Nove anos depois, com a chegada ao poder de Slobodan Milosevic, a Sérvia anula a autonomia do Kosovo (e da província da Voivodina a norte), num período em que as pulsões nacionalistas acabam por implicar a destruição da Jugoslávia.

O conflito entre o anunciado Exército de Libertação do Kosovo (UÇK, separatistas albaneses), que recorre a táticas terroristas, e as forças militares e policiais sérvias, que respondem com crescente repressão, implicará em março de 1999 uma intervenção militar da NATO, a primeira na sua história, através de bombardeamentos contra a República Federal da Jugoslávia (reduzida à Sérvia e Montenegro).

No entanto, diplomatas internacionais tinham tentado evitar a guerra ao enviarem para o Kosovo uma “Missão de verificação”, a mais importante operação jamais organizada pela Organização para a Segurança e Cooperação na Europa (OSCE), e de seguida convidando todos os intervenientes no conflito à conferência de Rambouillet, que fracassou.

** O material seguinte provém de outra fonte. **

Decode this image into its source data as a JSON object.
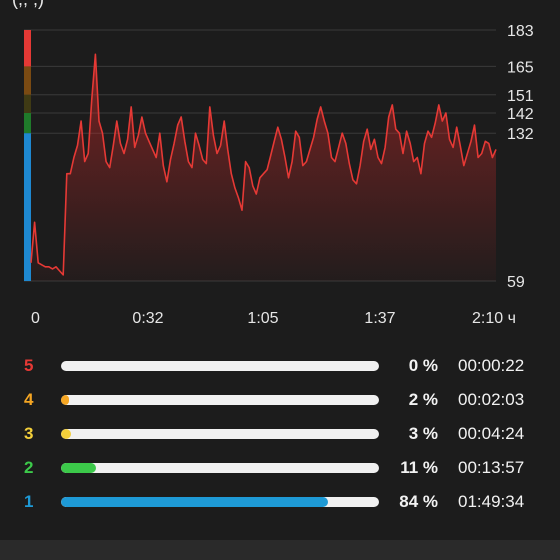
{
  "header": {
    "title_fragment": "(,,  ,)"
  },
  "chart_data": {
    "type": "line",
    "x_unit_label": "ч",
    "x_ticks": [
      "0",
      "0:32",
      "1:05",
      "1:37",
      "2:10 ч"
    ],
    "y_ticks": [
      183,
      165,
      151,
      142,
      132,
      59
    ],
    "ylim": [
      59,
      183
    ],
    "xlim_minutes": [
      0,
      130
    ],
    "grid": true,
    "zone_band_colors": [
      "#e53935",
      "#7a4a12",
      "#3f3a14",
      "#1f7a2a",
      "#1e88d0"
    ],
    "line_color": "#e53935",
    "fill_color": "#e53935",
    "series": [
      {
        "x": [
          0,
          1,
          2,
          3,
          4,
          5,
          6,
          7,
          8,
          9,
          10,
          11,
          12,
          13,
          14,
          15,
          16,
          17,
          18,
          19,
          20,
          21,
          22,
          23,
          24,
          25,
          26,
          27,
          28,
          29,
          30,
          31,
          32,
          33,
          34,
          35,
          36,
          37,
          38,
          39,
          40,
          41,
          42,
          43,
          44,
          45,
          46,
          47,
          48,
          49,
          50,
          51,
          52,
          53,
          54,
          55,
          56,
          57,
          58,
          59,
          60,
          61,
          62,
          63,
          64,
          65,
          66,
          67,
          68,
          69,
          70,
          71,
          72,
          73,
          74,
          75,
          76,
          77,
          78,
          79,
          80,
          81,
          82,
          83,
          84,
          85,
          86,
          87,
          88,
          89,
          90,
          91,
          92,
          93,
          94,
          95,
          96,
          97,
          98,
          99,
          100,
          101,
          102,
          103,
          104,
          105,
          106,
          107,
          108,
          109,
          110,
          111,
          112,
          113,
          114,
          115,
          116,
          117,
          118,
          119,
          120,
          121,
          122,
          123,
          124,
          125,
          126,
          127,
          128,
          129,
          130
        ],
        "y": [
          68,
          88,
          68,
          67,
          66,
          66,
          65,
          66,
          64,
          62,
          112,
          112,
          120,
          126,
          138,
          118,
          122,
          149,
          171,
          138,
          132,
          118,
          115,
          126,
          138,
          127,
          122,
          129,
          145,
          125,
          131,
          140,
          132,
          128,
          124,
          120,
          132,
          116,
          108,
          119,
          127,
          136,
          140,
          128,
          118,
          115,
          132,
          126,
          119,
          117,
          145,
          131,
          122,
          126,
          138,
          124,
          112,
          105,
          100,
          94,
          118,
          115,
          106,
          102,
          110,
          112,
          114,
          121,
          128,
          135,
          129,
          120,
          110,
          118,
          133,
          130,
          116,
          118,
          124,
          130,
          139,
          145,
          138,
          132,
          120,
          118,
          125,
          132,
          127,
          117,
          109,
          107,
          116,
          128,
          134,
          124,
          129,
          120,
          117,
          125,
          140,
          146,
          134,
          132,
          122,
          133,
          127,
          118,
          120,
          112,
          127,
          133,
          130,
          137,
          146,
          138,
          142,
          129,
          125,
          135,
          126,
          116,
          122,
          128,
          136,
          120,
          122,
          128,
          127,
          120,
          124
        ]
      }
    ]
  },
  "zones": [
    {
      "zone": "5",
      "color": "#e53935",
      "fraction": 0.0,
      "percent_text": "0 %",
      "time": "00:00:22"
    },
    {
      "zone": "4",
      "color": "#f5a623",
      "fraction": 0.02,
      "percent_text": "2 %",
      "time": "00:02:03"
    },
    {
      "zone": "3",
      "color": "#f3cf3a",
      "fraction": 0.03,
      "percent_text": "3 %",
      "time": "00:04:24"
    },
    {
      "zone": "2",
      "color": "#3cc94a",
      "fraction": 0.11,
      "percent_text": "11 %",
      "time": "00:13:57"
    },
    {
      "zone": "1",
      "color": "#1e9ad6",
      "fraction": 0.84,
      "percent_text": "84 %",
      "time": "01:49:34"
    }
  ]
}
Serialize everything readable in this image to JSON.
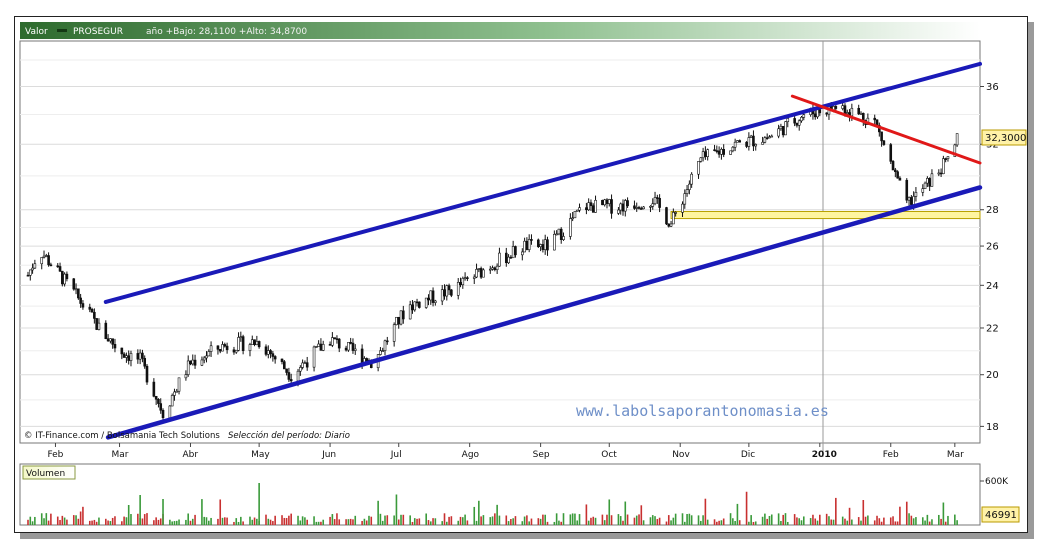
{
  "header": {
    "field_label": "Valor",
    "ticker": "PROSEGUR",
    "range_text": "año +Bajo: 28,1100 +Alto: 34,8700"
  },
  "footer": {
    "credit": "© IT-Finance.com / Bolsamania Tech Solutions",
    "period": "Selección del período: Diario"
  },
  "watermark": "www.labolsaporantonomasia.es",
  "price_badge": "32,3000",
  "volume_panel": {
    "title": "Volumen",
    "axis_label": "600K",
    "badge": "46991"
  },
  "colors": {
    "header_dark": "#2e6b2e",
    "header_light": "#ffffff",
    "channel_lines": "#1a1ab8",
    "resistance_line": "#e01818",
    "support_band_fill": "#fff5a0",
    "support_band_border": "#b8a000",
    "candle_up": "#111111",
    "candle_down": "#111111",
    "volume_up": "#3a9a3a",
    "volume_down": "#c83030",
    "badge_fill": "#fff2a8",
    "watermark": "#6e8fc8"
  },
  "chart_data": {
    "type": "candlestick",
    "title": "PROSEGUR",
    "frequency": "daily",
    "x_axis_labels": [
      "Feb",
      "Mar",
      "Abr",
      "May",
      "Jun",
      "Jul",
      "Ago",
      "Sep",
      "Oct",
      "Nov",
      "Dic",
      "2010",
      "Feb",
      "Mar"
    ],
    "y_axis_ticks": [
      18,
      20,
      22,
      24,
      26,
      28,
      32,
      36
    ],
    "y_axis_scale": "log",
    "ylim": [
      17.4,
      39.5
    ],
    "period_low": 28.11,
    "period_high": 34.87,
    "last_price": 32.3,
    "price_path": [
      {
        "date": "2009-01-20",
        "close": 24.5
      },
      {
        "date": "2009-01-25",
        "close": 25.8
      },
      {
        "date": "2009-02-01",
        "close": 24.8
      },
      {
        "date": "2009-02-10",
        "close": 23.5
      },
      {
        "date": "2009-02-20",
        "close": 22.0
      },
      {
        "date": "2009-03-01",
        "close": 21.0
      },
      {
        "date": "2009-03-10",
        "close": 20.6
      },
      {
        "date": "2009-03-20",
        "close": 18.5
      },
      {
        "date": "2009-04-01",
        "close": 20.5
      },
      {
        "date": "2009-04-15",
        "close": 21.2
      },
      {
        "date": "2009-05-01",
        "close": 21.4
      },
      {
        "date": "2009-05-15",
        "close": 20.0
      },
      {
        "date": "2009-06-01",
        "close": 21.5
      },
      {
        "date": "2009-06-20",
        "close": 20.5
      },
      {
        "date": "2009-07-05",
        "close": 23.0
      },
      {
        "date": "2009-07-25",
        "close": 23.8
      },
      {
        "date": "2009-08-10",
        "close": 25.0
      },
      {
        "date": "2009-08-25",
        "close": 26.0
      },
      {
        "date": "2009-09-05",
        "close": 26.0
      },
      {
        "date": "2009-09-20",
        "close": 28.2
      },
      {
        "date": "2009-10-05",
        "close": 28.2
      },
      {
        "date": "2009-10-20",
        "close": 28.6
      },
      {
        "date": "2009-10-28",
        "close": 27.2
      },
      {
        "date": "2009-11-10",
        "close": 31.0
      },
      {
        "date": "2009-11-25",
        "close": 32.0
      },
      {
        "date": "2009-12-10",
        "close": 32.5
      },
      {
        "date": "2009-12-25",
        "close": 34.0
      },
      {
        "date": "2010-01-10",
        "close": 34.6
      },
      {
        "date": "2010-01-25",
        "close": 33.5
      },
      {
        "date": "2010-02-03",
        "close": 30.0
      },
      {
        "date": "2010-02-08",
        "close": 28.3
      },
      {
        "date": "2010-02-15",
        "close": 29.2
      },
      {
        "date": "2010-02-25",
        "close": 30.8
      },
      {
        "date": "2010-03-02",
        "close": 32.3
      }
    ],
    "trendlines": [
      {
        "name": "upper channel",
        "from": {
          "date": "2009-02-23",
          "value": 23.2
        },
        "to": {
          "date": "2010-03-12",
          "value": 37.7
        }
      },
      {
        "name": "lower channel",
        "from": {
          "date": "2009-02-24",
          "value": 17.6
        },
        "to": {
          "date": "2010-03-12",
          "value": 29.3
        }
      },
      {
        "name": "resistance",
        "from": {
          "date": "2009-12-20",
          "value": 35.3
        },
        "to": {
          "date": "2010-03-12",
          "value": 30.8
        }
      }
    ],
    "support_band": {
      "from_date": "2009-10-28",
      "low": 27.5,
      "high": 27.9
    },
    "volume": {
      "axis_ticks": [
        "600K"
      ],
      "last_value": 46991
    }
  }
}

Na sequência destes acontecimentos, o Kosovo, até então uma província da Sérvia, mas de maioria muçulmana, torna-se um “protetorado” da ONU com a presença de uma significativa força militar da NATO (Kfor), até à autoproclamação da independência em 2008 pela liderança albanesa local.

A ilusão criada entre a população albanesa (cerca de 90%) pela independência não foi recompensada, apesar do forte apoio ocidental, em particular dos Estados Unidos, e o Kosovo regista hoje o terceiro Produto interno bruto (PIB) per capita mais baixo da Europa.

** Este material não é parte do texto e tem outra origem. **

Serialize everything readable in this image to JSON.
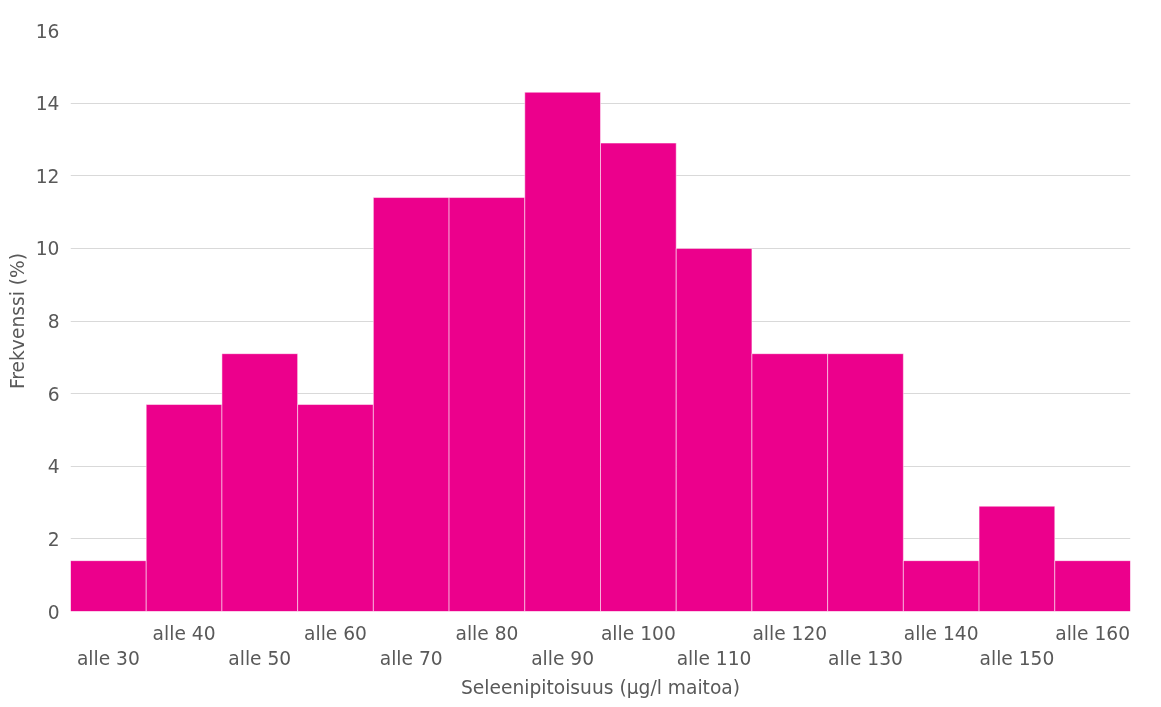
{
  "chart_data": {
    "type": "bar",
    "xlabel": "Seleenipitoisuus (µg/l maitoa)",
    "ylabel": "Frekvenssi (%)",
    "categories": [
      "alle 30",
      "alle 40",
      "alle 50",
      "alle 60",
      "alle 70",
      "alle 80",
      "alle 90",
      "alle 100",
      "alle 110",
      "alle 120",
      "alle 130",
      "alle 140",
      "alle 150",
      "alle 160"
    ],
    "values": [
      1.4,
      5.7,
      7.1,
      5.7,
      11.4,
      11.4,
      14.3,
      12.9,
      10,
      7.1,
      7.1,
      1.4,
      2.9,
      1.4
    ],
    "color": "#ec008c",
    "ylim": [
      0,
      16
    ],
    "yticks": [
      0,
      2,
      4,
      6,
      8,
      10,
      12,
      14,
      16
    ],
    "grid": "y"
  }
}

É ainda o país mais jovem da Europa, com uma média etária de 30 anos, mas com uma taxa de desemprego juvenil de 54%, que implicou uma forte imigração.

Em 2019, cerca de 30% dos kosovares vivia no estrangeiro e, segundo o Banco Mundial, as suas remessas em dinheiro constituem 15% do PIB.

A endémica instabilidade política também tem expressão no destino do primeiro Presidente do Kosovo Hashim Thaçi, antigo “dirigente político” do UÇK, e que, acompanhado pelos principais chefes da “guerra da independência”, se encontra em Haia, todos aguardando o seu processo por alegados crimes de guerra e crimes contra a humanidade cometidos durante o conflito.

Um total de 117 dos 193 países da ONU reconheceram a independência do Kosovo — apesar de os números se alterarem com alguma frequência — incluindo os Estados Unidos e 22 dos 27 Estados-membros da União Europeia (à exceção de Espanha, Roménia, Eslováquia, Grécia e Chipre).

Pristina também foi reconhecida por instituições como o Fundo Monetário Internacional (FMI), Banco Mundial e Comité Olímpico Internacional.

Por outro lado, para além da Sérvia, que continua a considerar o Kosovo parte integrante do seu território, países como Rússia, China, Índia, Brasil, África do Sul ou Argentina não reconheceram a independência, apesar de em 2010 e numa opinião consultiva, o Tribunal internacional de justiça tenha considerado que “não violou a lei internacional em geral”.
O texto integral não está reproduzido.